Постоянная вражда, царившая в доме, держала меня непрерывно в напряжении. Если моя мать желала, чтобы я что-то сделала, бабка мне это запрещала. Каждый хотел, чтобы я для него шпионила. Но моя природная честность восставала при одной мысли о такой низости. Я молчала, и меня обвиняли в бесчувственности, в неразговорчивости. Я была мишенью дурного настроения тех и других, на меня сыпались несправедливые обвинения. Меня били, запирали, подвергали покаянию за сущие пустяки. Образование мое осуществлялось без разбора. Когда я бывала взволнована каким-нибудь замечательным историческим деянием, надо мной смеялись.
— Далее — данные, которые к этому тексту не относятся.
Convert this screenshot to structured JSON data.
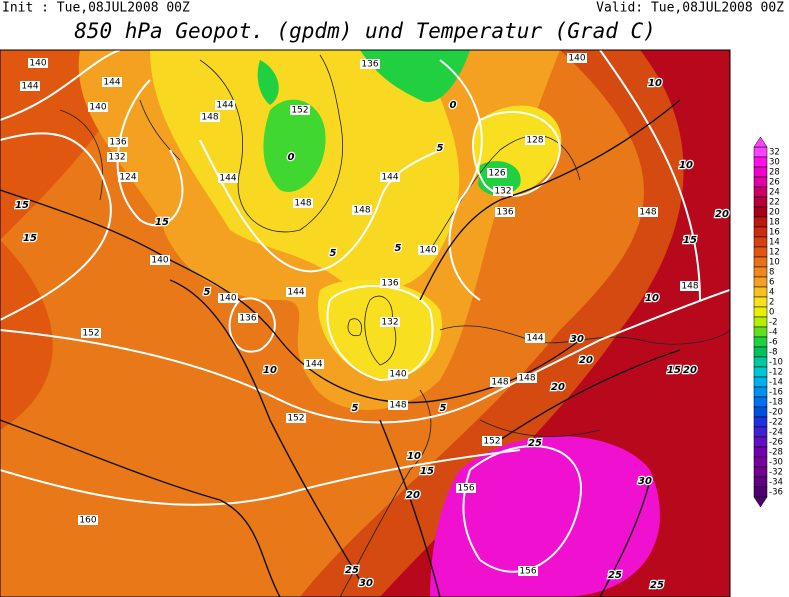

Каждый день я слышала рассказы о какой-нибудь непристойности или отвратительной интриге. Я видела своими глазами все пороки, я слышала тот язык, на котором они изъяснялись, в моем присутствии никто не стеснялся. Я шла к своей горничной, и ее простой здравый смысл помогал мне во всем разобраться, оценить по достоинству и разложить по полочкам.

Когда мне было одиннадцать, моя мать сочла, что я плоховато говорю по-английски, и взяла мне «элегантную» горничную, которую ради этого выписали из Англии. Ее приезд смертельно меня огорчил. Меня разлучили с моей Маргаритой; хотя она и осталась в доме, но в комнату ко мне больше почти никогда не заходила. Моя любовь к ней от этого только возросла. Я постоянно сбегала, чтобы навестить ее или встретиться с ней где-то в доме, и это стало новой причиной для выговоров и наказаний. Как надо заботиться при воспитании детей о том, чтобы не ранить их чувства! Не стоит полагаться на их видимое легкомыслие. Когда я в пятьдесят пять лет описываю те унижения, которым подвергали мою горничную, у меня сердце переворачивается от негодования, как и в то время. Англичанка, впрочем, была приятная особа. Она мне даже слишком понравилась. Она была протестантка, поведения более чем легкого и кроме романов никогда ничего не читала. Она мне нанесла много вреда.